11 Novembre 2012 , Rédigé par forumsi Publié dans #France

Poilus-3.jpg

 

Le 11 novembre 1918 à 11 heures précises, le clairon sonnait la fin des combats, après la signature de l’armistice en forêt de Compiègne, dans le train du maréchal Foch, commandant en chef des armées alliées.

 

Dans ce gigantesque conflit, né de l’implacable mécanique des traités et alliances mis en place avant août 1914 et que le maréchal Lyautey avait qualifié de « guerre civile européenne », la France avait perdu 1,4 million d’hommes (et l’Allemagne plus de 2 millions), subissant ainsi une saignée unique dans son histoire et dont les conséquences, démographiques en particulier, furent extrêmement profondes et certainement pour une bonne part à l’origine de l’affaiblissement de notre pays pendant l’entre-deux-guerres. Cet affaiblissement, il faudra attendre l’Etat français du maréchal Pétain pour qu’il soit sérieusement analysé et combattu, particulièrement grâce aux mesures prises par le gouvernement de l’amiral Darlan, dont les jeunes collaborateurs mirent en œuvre des orientations qui perdurèrent bien après la Seconde Guerre mondiale et furent en partie à l’origine des « Trente Glorieuses ».

  

"POILUS", "ARDITI" ET "FREIKORPS"

 

Mais revenons à nos « Poilus », comme la sagesse populaire avait alors baptisé nos soldats de la Grande Guerre. C’était des hommes vaillants, des combattants redoutables, qui étaient quand même d’une autre trempe que ceux qui, aujourd’hui, tiennent le haut du pavé ! Des hommes qui font honneur à notre peuple, car ce sont eux, bien plus que les Britanniques et les Américains, qui ont gagné la guerre en supportant et en brisant l’essentiel de la poussée allemande.

 

De retour dans leurs foyers, nos Poilus s’aperçurent que la guerre les avait changés.
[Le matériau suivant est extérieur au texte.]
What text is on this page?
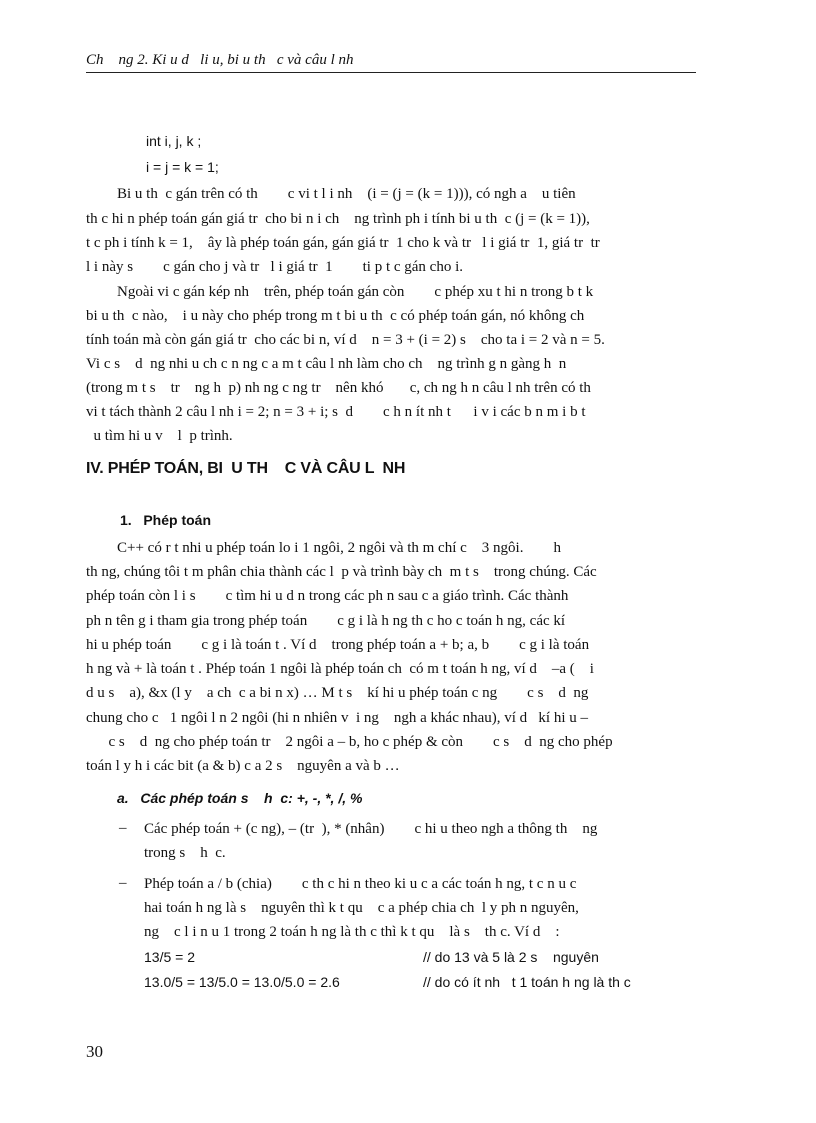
Ch    ng 2. Ki u d   li u, bi u th   c và câu l nh
int i, j, k ;
i = j = k = 1;
Bi u th  c gán trên có th        c vi t l i nh    (i = (j = (k = 1))), có ngh a    u tiên
th c hi n phép toán gán giá tr  cho bi n i ch    ng trình ph i tính bi u th  c (j = (k = 1)),
t c ph i tính k = 1,    ây là phép toán gán, gán giá tr  1 cho k và tr   l i giá tr  1, giá tr  tr
l i này s        c gán cho j và tr   l i giá tr  1        ti p t c gán cho i.
Ngoài vi c gán kép nh    trên, phép toán gán còn        c phép xu t hi n trong b t k
bi u th  c nào,    i u này cho phép trong m t bi u th  c có phép toán gán, nó không ch
tính toán mà còn gán giá tr  cho các bi n, ví d    n = 3 + (i = 2) s    cho ta i = 2 và n = 5.
Vi c s    d  ng nhi u ch c n ng c a m t câu l nh làm cho ch    ng trình g n gàng h  n
(trong m t s    tr    ng h  p) nh ng c ng tr    nên khó       c, ch ng h n câu l nh trên có th
vi t tách thành 2 câu l nh i = 2; n = 3 + i; s  d        c h n ít nh t      i v i các b n m i b t
u tìm hi u v    l  p trình.
IV. PHÉP TOÁN, BI  U TH    C VÀ CÂU L  NH
1.   Phép toán
C++ có r t nhi u phép toán lo i 1 ngôi, 2 ngôi và th m chí c    3 ngôi.        h
th ng, chúng tôi t m phân chia thành các l  p và trình bày ch  m t s    trong chúng. Các
phép toán còn l i s        c tìm hi u d n trong các ph n sau c a giáo trình. Các thành
ph n tên g i tham gia trong phép toán        c g i là h ng th c ho c toán h ng, các kí
hi u phép toán        c g i là toán t . Ví d    trong phép toán a + b; a, b        c g i là toán
h ng và + là toán t . Phép toán 1 ngôi là phép toán ch  có m t toán h ng, ví d    –a (    i
d u s    a), &x (l y    a ch  c a bi n x) … M t s    kí hi u phép toán c ng        c s    d  ng
chung cho c   1 ngôi l n 2 ngôi (hi n nhiên v  i ng    ngh a khác nhau), ví d   kí hi u –
c s    d  ng cho phép toán tr    2 ngôi a – b, ho c phép & còn        c s    d  ng cho phép
toán l y h i các bit (a & b) c a 2 s    nguyên a và b …
a.   Các phép toán s    h  c: +, -, *, /, %
– Các phép toán + (c ng), – (tr  ), * (nhân)        c hi u theo ngh a thông th    ng
trong s    h  c.
– Phép toán a / b (chia)        c th c hi n theo ki u c a các toán h ng, t c n u c
hai toán h ng là s    nguyên thì k t qu    c a phép chia ch  l y ph n nguyên,
ng    c l i n u 1 trong 2 toán h ng là th c thì k t qu    là s    th c. Ví d    :
13/5 = 2	// do 13 và 5 là 2 s    nguyên
13.0/5 = 13/5.0 = 13.0/5.0 = 2.6	// do có ít nh   t 1 toán h ng là th c
30
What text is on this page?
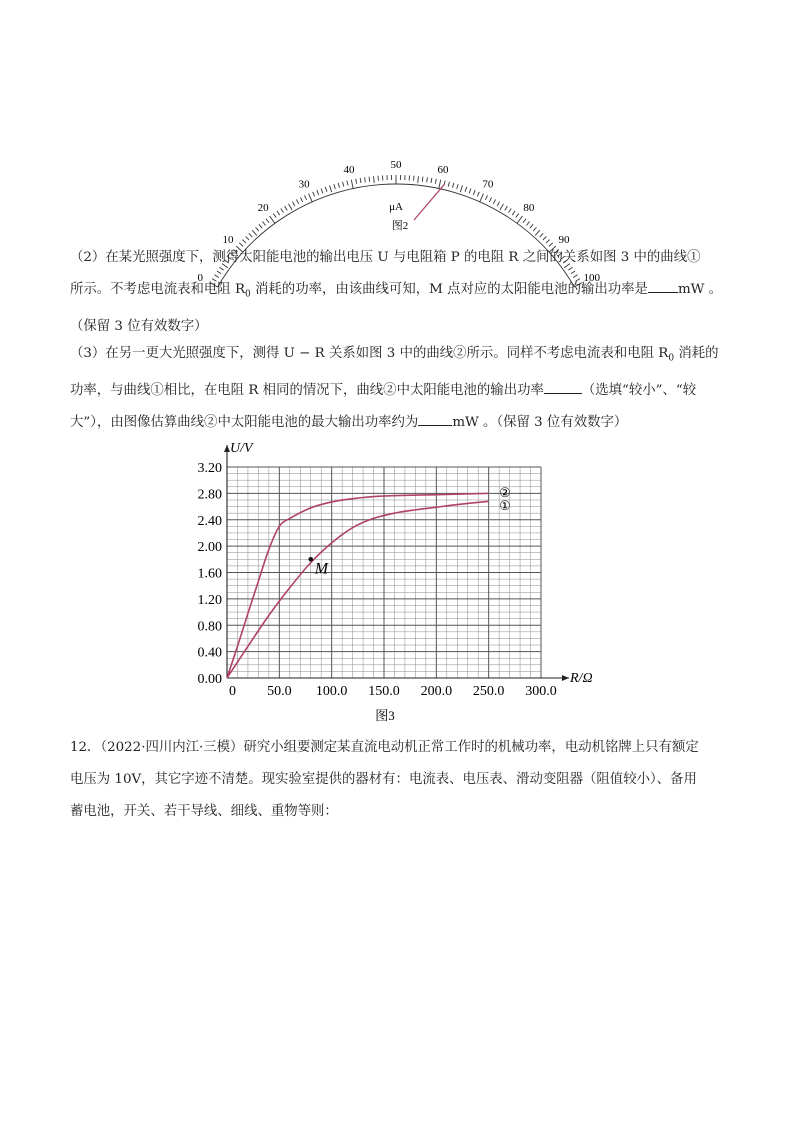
0
10
20
30
40	50	60
70
80
90
100
μA
图2
（2）在某光照强度下，测得太阳能电池的输出电压 U 与电阻箱 P 的电阻 R 之间的关系如图 3 中的曲线①
所示。不考虑电流表和电阻 $R_0$ 消耗的功率，由该曲线可知，M 点对应的太阳能电池的输出功率是 mW 。
（保留 3 位有效数字）
（3）在另一更大光照强度下，测得 U − R 关系如图 3 中的曲线②所示。同样不考虑电流表和电阻 $R_0$ 消耗的
功率，与曲线①相比，在电阻 R 相同的情况下，曲线②中太阳能电池的输出功率	（选填“较小”、“较
大”），由图像估算曲线②中太阳能电池的最大输出功率约为	mW 。（保留 3 位有效数字）
0.00
0.40
0.80
1.20
1.60
2.00
2.40
2.80
3.20
0 50.0 100.0 150.0 200.0 250.0 300.0
M
②
①
U/V
R/Ω
图3
12．（2022·四川内江·三模）研究小组要测定某直流电动机正常工作时的机械功率，电动机铭牌上只有额定
电压为 10V，其它字迹不清楚。现实验室提供的器材有：电流表、电压表、滑动变阻器（阻值较小）、备用
蓄电池，开关、若干导线、细线、重物等则：
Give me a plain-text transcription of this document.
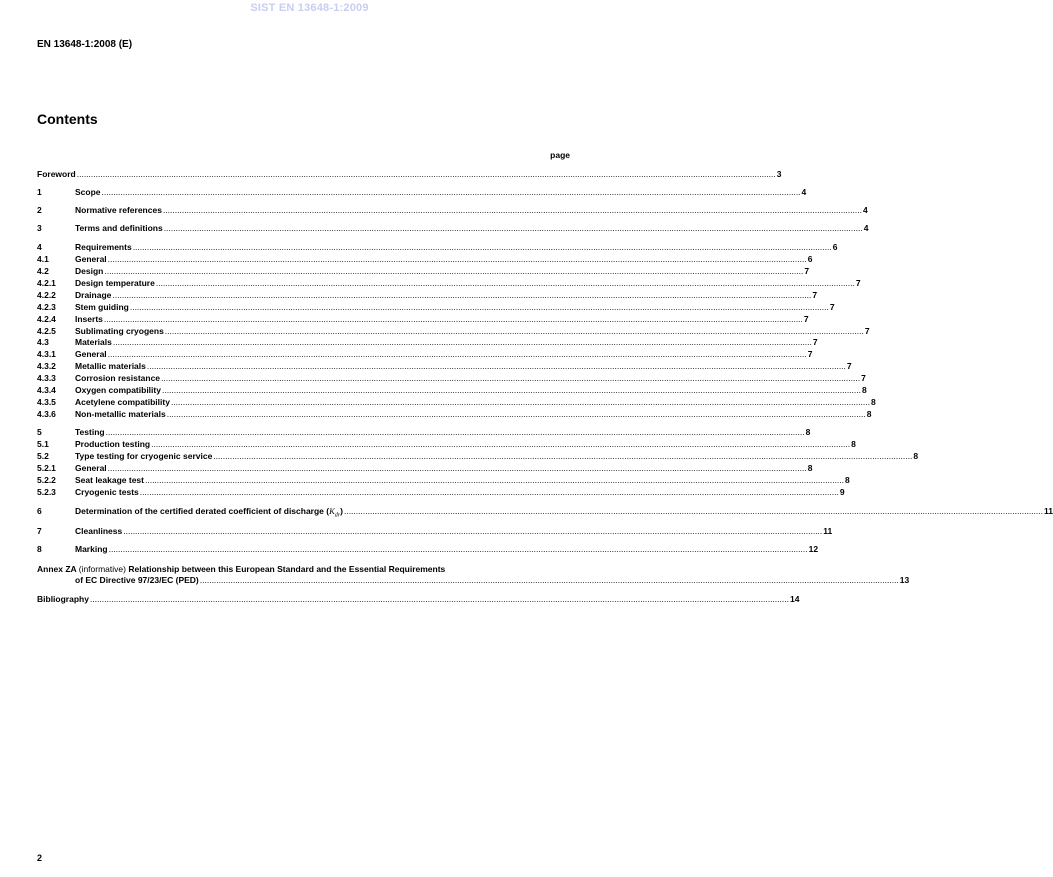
SIST EN 13648-1:2009
EN 13648-1:2008 (E)
Contents
page
Foreword .....	3
1	Scope .....	4
2	Normative references .....	4
3	Terms and definitions .....	4
4	Requirements .....	6
4.1	General .....	6
4.2	Design .....	7
4.2.1	Design temperature .....	7
4.2.2	Drainage .....	7
4.2.3	Stem guiding .....	7
4.2.4	Inserts .....	7
4.2.5	Sublimating cryogens .....	7
4.3	Materials .....	7
4.3.1	General .....	7
4.3.2	Metallic materials .....	7
4.3.3	Corrosion resistance .....	7
4.3.4	Oxygen compatibility .....	8
4.3.5	Acetylene compatibility .....	8
4.3.6	Non-metallic materials .....	8
5	Testing .....	8
5.1	Production testing .....	8
5.2	Type testing for cryogenic service .....	8
5.2.1	General .....	8
5.2.2	Seat leakage test .....	8
5.2.3	Cryogenic tests .....	9
6	Determination of the certified derated coefficient of discharge $(K_{dr})$ .....	11
7	Cleanliness .....	11
8	Marking .....	12
Annex ZA (informative) Relationship between this European Standard and the Essential Requirements
of EC Directive 97/23/EC (PED) .....	13
Bibliography .....	14
2
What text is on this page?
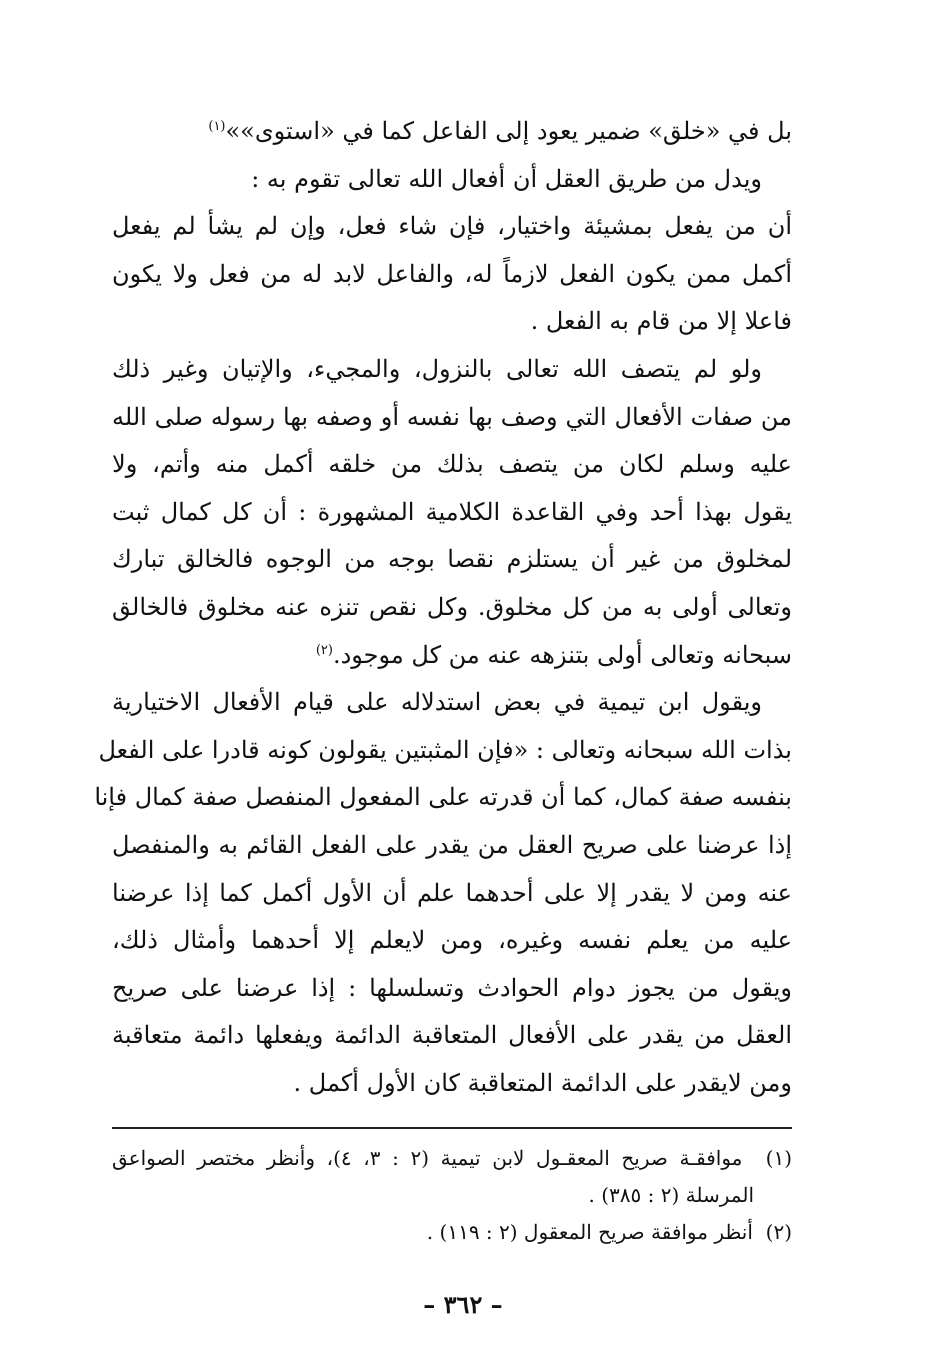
بل في «خلق» ضمير يعود إلى الفاعل كما في «استوى»»$^{(١)}$

ويدل من طريق العقل أن أفعال الله تعالى تقوم به :
أن من يفعل بمشيئة واختيار، فإن شاء فعل، وإن لم يشأ لم يفعل
أكمل ممن يكون الفعل لازماً له، والفاعل لابد له من فعل ولا يكون
فاعلا إلا من قام به الفعل .

ولو لم يتصف الله تعالى بالنزول، والمجيء، والإتيان وغير ذلك
من صفات الأفعال التي وصف بها نفسه أو وصفه بها رسوله صلى الله
عليه وسلم لكان من يتصف بذلك من خلقه أكمل منه وأتم، ولا
يقول بهذا أحد وفي القاعدة الكلامية المشهورة : أن كل كمال ثبت
لمخلوق من غير أن يستلزم نقصا بوجه من الوجوه فالخالق تبارك
وتعالى أولى به من كل مخلوق. وكل نقص تنزه عنه مخلوق فالخالق
سبحانه وتعالى أولى بتنزهه عنه من كل موجود.$^{(٢)}$

ويقول ابن تيمية في بعض استدلاله على قيام الأفعال الاختيارية
بذات الله سبحانه وتعالى : «فإن المثبتين يقولون كونه قادرا على الفعل
بنفسه صفة كمال، كما أن قدرته على المفعول المنفصل صفة كمال فإنا
إذا عرضنا على صريح العقل من يقدر على الفعل القائم به والمنفصل
عنه ومن لا يقدر إلا على أحدهما علم أن الأول أكمل كما إذا عرضنا
عليه من يعلم نفسه وغيره، ومن لايعلم إلا أحدهما وأمثال ذلك،
ويقول من يجوز دوام الحوادث وتسلسلها : إذا عرضنا على صريح
العقل من يقدر على الأفعال المتعاقبة الدائمة ويفعلها دائمة متعاقبة
ومن لايقدر على الدائمة المتعاقبة كان الأول أكمل .

(١)  موافقـة صريح المعقـول لابن تيمية (٢ : ٣، ٤)، وأنظر مختصر الصواعق
المرسلة (٢ : ٣٨٥) .
(٢)  أنظر موافقة صريح المعقول (٢ : ١١٩) .
– ٣٦٢ –
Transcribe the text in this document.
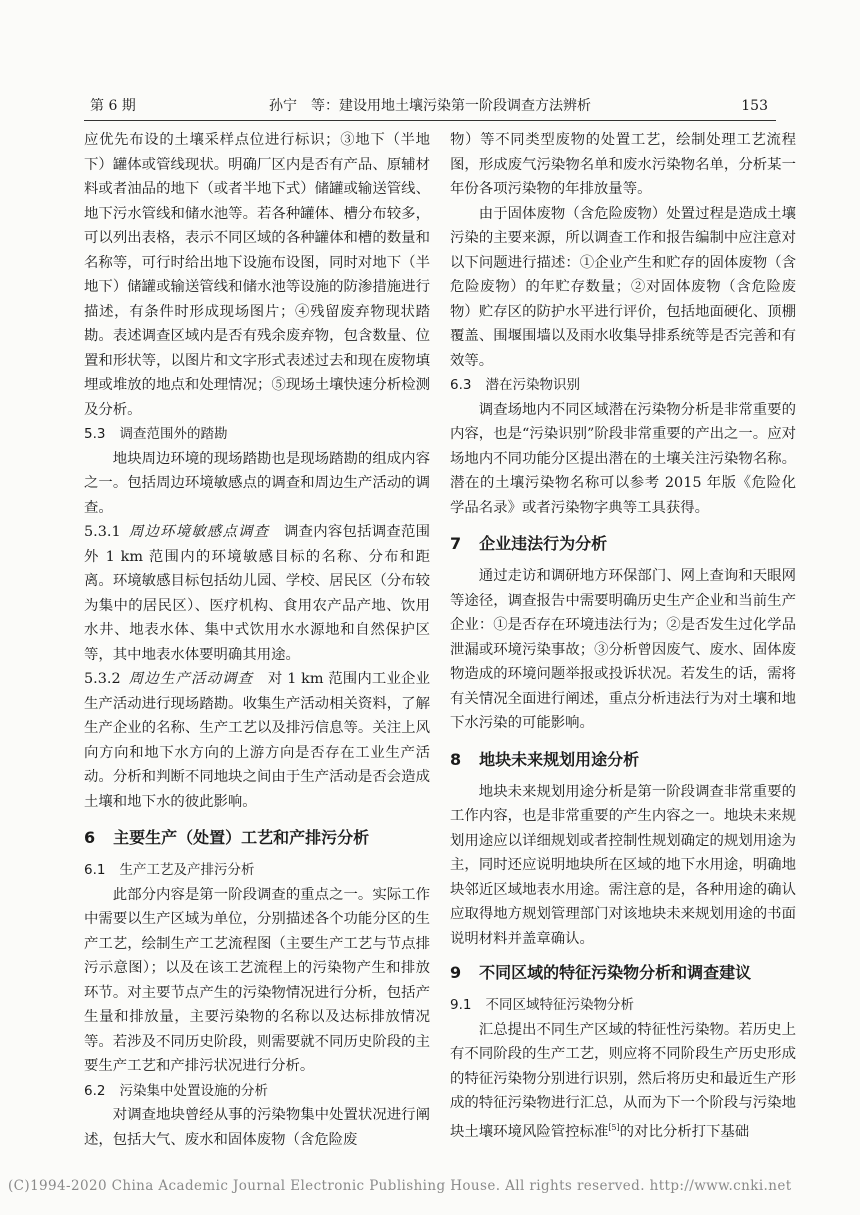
第 6 期	孙宁　等：建设用地土壤污染第一阶段调查方法辨析	153

应优先布设的土壤采样点位进行标识；③地下（半地下）罐体或管线现状。明确厂区内是否有产品、原辅材料或者油品的地下（或者半地下式）储罐或输送管线、地下污水管线和储水池等。若各种罐体、槽分布较多，可以列出表格，表示不同区域的各种罐体和槽的数量和名称等，可行时给出地下设施布设图，同时对地下（半地下）储罐或输送管线和储水池等设施的防渗措施进行描述，有条件时形成现场图片；④残留废弃物现状踏勘。表述调查区域内是否有残余废弃物，包含数量、位置和形状等，以图片和文字形式表述过去和现在废物填埋或堆放的地点和处理情况；⑤现场土壤快速分析检测及分析。

5.3 调查范围外的踏勘

地块周边环境的现场踏勘也是现场踏勘的组成内容之一。包括周边环境敏感点的调查和周边生产活动的调查。

5.3.1 周边环境敏感点调查　 调查内容包括调查范围外 1 km 范围内的环境敏感目标的名称、分布和距离。环境敏感目标包括幼儿园、学校、居民区（分布较为集中的居民区）、医疗机构、食用农产品产地、饮用水井、地表水体、集中式饮用水水源地和自然保护区等，其中地表水体要明确其用途。

5.3.2 周边生产活动调查　 对 1 km 范围内工业企业生产活动进行现场踏勘。收集生产活动相关资料，了解生产企业的名称、生产工艺以及排污信息等。关注上风向方向和地下水方向的上游方向是否存在工业生产活动。分析和判断不同地块之间由于生产活动是否会造成土壤和地下水的彼此影响。

6 主要生产（处置）工艺和产排污分析
6.1 生产工艺及产排污分析

此部分内容是第一阶段调查的重点之一。实际工作中需要以生产区域为单位，分别描述各个功能分区的生产工艺，绘制生产工艺流程图（主要生产工艺与节点排污示意图）；以及在该工艺流程上的污染物产生和排放环节。对主要节点产生的污染物情况进行分析，包括产生量和排放量，主要污染物的名称以及达标排放情况等。若涉及不同历史阶段，则需要就不同历史阶段的主要生产工艺和产排污状况进行分析。

6.2 污染集中处置设施的分析

对调查地块曾经从事的污染物集中处置状况进行阐述，包括大气、废水和固体废物（含危险废

物）等不同类型废物的处置工艺，绘制处理工艺流程图，形成废气污染物名单和废水污染物名单，分析某一年份各项污染物的年排放量等。

由于固体废物（含危险废物）处置过程是造成土壤污染的主要来源，所以调查工作和报告编制中应注意对以下问题进行描述：①企业产生和贮存的固体废物（含危险废物）的年贮存数量；②对固体废物（含危险废物）贮存区的防护水平进行评价，包括地面硬化、顶棚覆盖、围堰围墙以及雨水收集导排系统等是否完善和有效等。

6.3 潜在污染物识别

调查场地内不同区域潜在污染物分析是非常重要的内容，也是“污染识别”阶段非常重要的产出之一。应对场地内不同功能分区提出潜在的土壤关注污染物名称。潜在的土壤污染物名称可以参考 2015 年版《危险化学品名录》或者污染物字典等工具获得。

7 企业违法行为分析

通过走访和调研地方环保部门、网上查询和天眼网等途径，调查报告中需要明确历史生产企业和当前生产企业：①是否存在环境违法行为；②是否发生过化学品泄漏或环境污染事故；③分析曾因废气、废水、固体废物造成的环境问题举报或投诉状况。若发生的话，需将有关情况全面进行阐述，重点分析违法行为对土壤和地下水污染的可能影响。

8 地块未来规划用途分析

地块未来规划用途分析是第一阶段调查非常重要的工作内容，也是非常重要的产生内容之一。地块未来规划用途应以详细规划或者控制性规划确定的规划用途为主，同时还应说明地块所在区域的地下水用途，明确地块邻近区域地表水用途。需注意的是，各种用途的确认应取得地方规划管理部门对该地块未来规划用途的书面说明材料并盖章确认。

9 不同区域的特征污染物分析和调查建议
9.1 不同区域特征污染物分析

汇总提出不同生产区域的特征性污染物。若历史上有不同阶段的生产工艺，则应将不同阶段生产历史形成的特征污染物分别进行识别，然后将历史和最近生产形成的特征污染物进行汇总，从而为下一个阶段与污染地块土壤环境风险管控标准[5]的对比分析打下基础

(C)1994-2020 China Academic Journal Electronic Publishing House. All rights reserved. http://www.cnki.net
De là naquit ce que l’on a appelé l’esprit « combattant », un esprit qui poussait à des changements politiques radicaux et que l’on retrouvera également chez les « arditi » italiens ou chez les Allemands des « Freikorps ». Cet esprit poussa nombre de combattants français à militer ardemment : on les retrouvera à l’Action française et chez les Camelots du roi (où de nombreux combattants avaient fait leurs classes politiques et militantes avant de partir pour le Front), chez les Jeunesses patriotes, au Faisceau, à la Solidarité française, et, plus tard, au Parti franciste et au Parti populaire français. Mais une masse énorme d’entre eux se retrouva également aux Croix de feu, dont les dirigeants menèrent malheureusement cette force combative dans une impasse.

 

Cet échec des Croix de feu, que nous n’analyserons pas ici, explique pour une bonne part que, à l’inverse de ce qui a pu se passer dans d’autres pays européens, l’action militante des Poilus n’ait pas débouché, en France, sur les bouleversements profonds, politiques, économiques, sociaux et culturels auxquels ils aspiraient. Il reste que l’on doit se souvenir de ces combattants, car ils ont magnifiquement incarné les vertus de la nation française, quoique l’on puisse penser par ailleurs de la façon dont s’est déclenchée la Première Guerre mondiale et des divers développements géopolitiques qui l’ont suivie.